Margins still matter. If the flyers that litter inner city neighborhoods have any say on the issue. Promoting bands with political names. Written in languages other than the national. Being on the outside still has value. At least culturally speaking.
The fact that the margins are the least bit intelligible, albeit unavoidable, is because they are in fact mainstream. Hegel’s dialectic, of thesis and antithesis, make sense precisely because of it describes reality as it’s experienced.
Negation is affirmation and both are simultaneous. They’re mirror images of each other. This doesn’t mean that politics never transcends being a reflex. Far from it. At it’s best, the political is just a self-conscious expression of negation.
It may not lead anywhere, but it raises the impulse to the level of reason. That’s what it recovers. This is why so many people, particularly the young, continue to appeal to it. Whether it’s bound up with music or strict politics, the answer is immaterial.

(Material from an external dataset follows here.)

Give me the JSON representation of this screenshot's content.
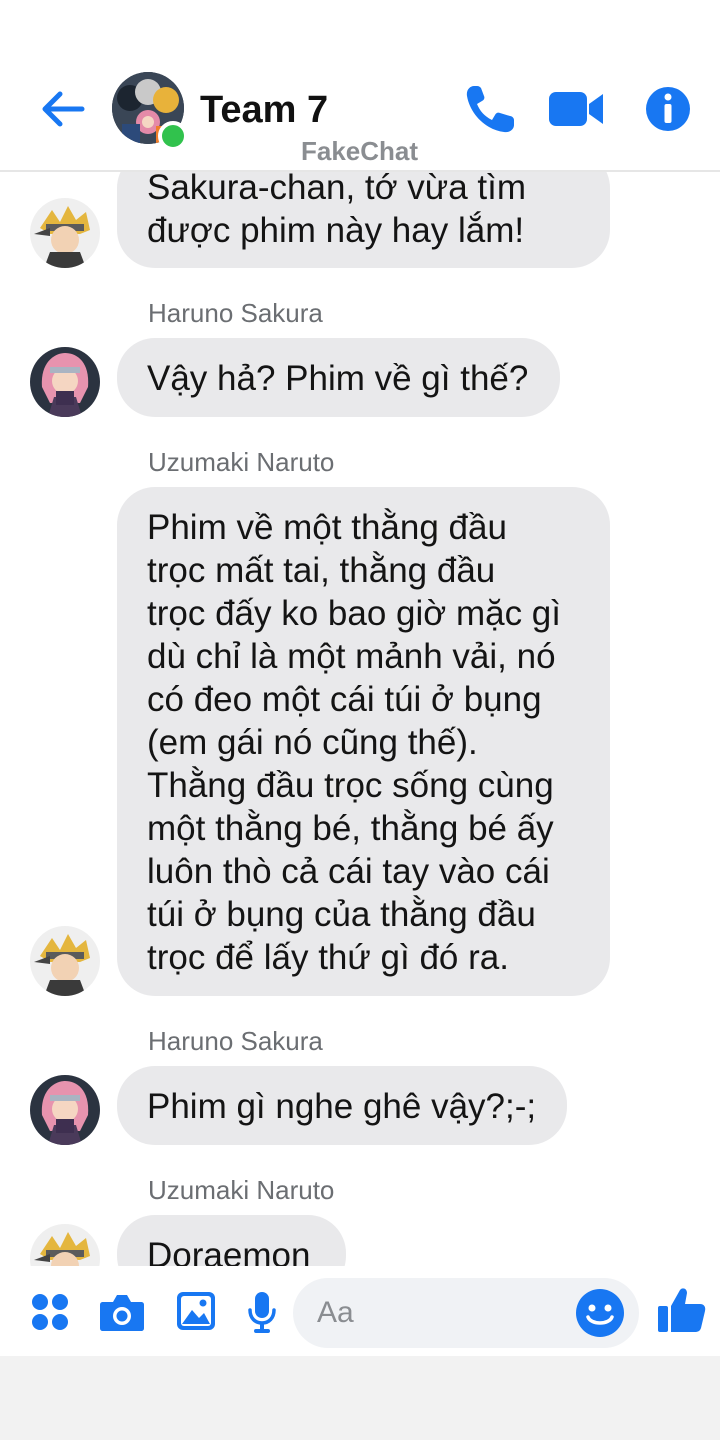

Germany, with its rich history of both right and left-wing politics, is an ideal place to do politics culturally, this way. Particularly in Berlin, where the immediate reward of critique is as much about participating in a communal continuum as it is about results.
In some ways, this begs the question why we use the word ‘negative’ at all. Particularly if it’s just about signifying the opposite, or, in more conventional leftwing terms, the superior, or preferred. Hence the invocation of the dialectic.
The second flyer’s decision to indulge English, to discuss the right-wing sameness of German politics, is a case in point. There’s a hope that by using another language to discuss it, there is a possibility of escaping its perceived inherent conservativism.
Surely, that is a negation of German, as it conflates an entire culture, with an ideology. But the idea that embracing another grammar, to do better politics, is itself entirely affirmative.